The “right to be offended” does not exist, a judge has said, as the High Court hears that British police forces are recording hate incidents even if there is no evidence that they took place.
Mr Justice Knowles made the remark on the first day of a landmark legal challenge against guidelines issued to police forces across the country on how to record “non-crime hate incidents”.
The College of Policing, the professional body which delivers training for all officers in England and Wales, issued their Hate Crime Operational Guidance (HCOG) in 2014, which states that a comment reported as hateful by a victim must be recorded “irrespective of whether there is any evidence to identify the hate element”.
Mr Justice Knowles expressed surprise at the rule, asking the court: “That doesn’t make sense to me. How can it be a hate incident if there is no evidence of the hate element?”
He added: “We live in a pluralistic society where none of us have a right to be offended by something that they hear.
“Freedom of expression laws are not there to protect statements such as ‘kittens are cute’ – but they are there to protect unpleasant things.
“Its utility lies in exposing people to things that they do not want to hear.”
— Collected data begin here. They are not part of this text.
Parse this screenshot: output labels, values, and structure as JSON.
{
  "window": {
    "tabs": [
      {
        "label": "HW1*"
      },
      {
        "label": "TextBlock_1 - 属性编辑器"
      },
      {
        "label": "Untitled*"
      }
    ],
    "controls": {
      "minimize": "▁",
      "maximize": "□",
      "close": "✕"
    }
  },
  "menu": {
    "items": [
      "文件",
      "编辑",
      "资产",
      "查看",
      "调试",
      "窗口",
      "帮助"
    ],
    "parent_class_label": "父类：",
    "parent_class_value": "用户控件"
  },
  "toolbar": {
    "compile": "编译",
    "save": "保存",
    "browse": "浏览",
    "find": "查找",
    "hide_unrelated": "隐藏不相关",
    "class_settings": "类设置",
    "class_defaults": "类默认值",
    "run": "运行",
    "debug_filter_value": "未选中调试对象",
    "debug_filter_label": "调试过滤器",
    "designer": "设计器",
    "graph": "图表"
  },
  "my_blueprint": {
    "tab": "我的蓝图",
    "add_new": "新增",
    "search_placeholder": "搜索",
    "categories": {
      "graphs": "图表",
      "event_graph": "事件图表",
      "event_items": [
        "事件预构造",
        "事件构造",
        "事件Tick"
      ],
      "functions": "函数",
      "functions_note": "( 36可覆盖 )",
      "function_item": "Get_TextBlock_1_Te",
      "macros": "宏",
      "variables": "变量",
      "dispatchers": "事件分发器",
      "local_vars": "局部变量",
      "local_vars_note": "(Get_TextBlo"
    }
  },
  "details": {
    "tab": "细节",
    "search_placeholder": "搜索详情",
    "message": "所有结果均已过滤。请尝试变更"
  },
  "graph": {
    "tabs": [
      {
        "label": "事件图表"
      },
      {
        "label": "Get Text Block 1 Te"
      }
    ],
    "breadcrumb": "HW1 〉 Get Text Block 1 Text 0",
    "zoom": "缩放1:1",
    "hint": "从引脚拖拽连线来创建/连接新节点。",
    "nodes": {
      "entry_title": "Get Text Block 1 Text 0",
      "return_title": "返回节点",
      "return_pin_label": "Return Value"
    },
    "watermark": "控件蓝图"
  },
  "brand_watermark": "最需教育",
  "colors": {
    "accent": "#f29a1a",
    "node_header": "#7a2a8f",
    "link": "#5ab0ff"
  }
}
The case against the College is being brought by Harry Miller, a 53-year-old man from Lincoln, who claims that the HCOG is unlawful because it infringes on his right to freedom of expression.
Mr Miller, a married father of four, was investigated by Humberside Police earlier this year after a Twitter user complained that he shared a “transphobic limerick”. Even though no crime was committed, his sharing of the limerick online was recorded as a “hate incident” and he was described as a “suspect” in police reports, the court heard.
Mr Miller, who was previously an officer for the Humberside force, accused the police of “creating a chilling atmosphere for those who would express a gender critical position”.
“The idea that a law-abiding citizen can have their name recorded against a hate incident on a crime report when there was neither hate nor crime undermines principles of justice, free expression, democracy and common sense,” he said.
A judicial review into the HCOG began yesterday (Weds), in which Mr Justice Knowles is set to rule on whether the rules are unlawful.
In legal documents lodged before the High Court, lawyers representing the College argued that the guidelines are necessary to resolve social tensions that could escalate into crimes.
“The role of British police today goes beyond bringing offenders to justice when they commit crimes,” the College argued in written submissions, adding that “police now take an active role in the resolution of conflict within and between communities.”
Their defence comes amid rising knife crime violence across the country, with offences reaching an all time high in 2019. According to the ONS, the number of offences involving a knife or sharp instrument increased from 41,000 in June 2018 to just over 44,000 in the following 12 months.
Ian Wise QC, acting on behalf of Mr Miller, argued that the presumption of a victim telling the truth in the College’s guidelines echoes the mistakes made by the Metropolitan Police during Operation Midland, when £2.5m of tax-payer money was spent investigating the false claims made by fantasist Carl Beech.
“The Beech inquiry revealed a similar error that is apparent in the operation of this policy and the actions of the police by believing the so-called victim’s account,” Mr Wise told the court.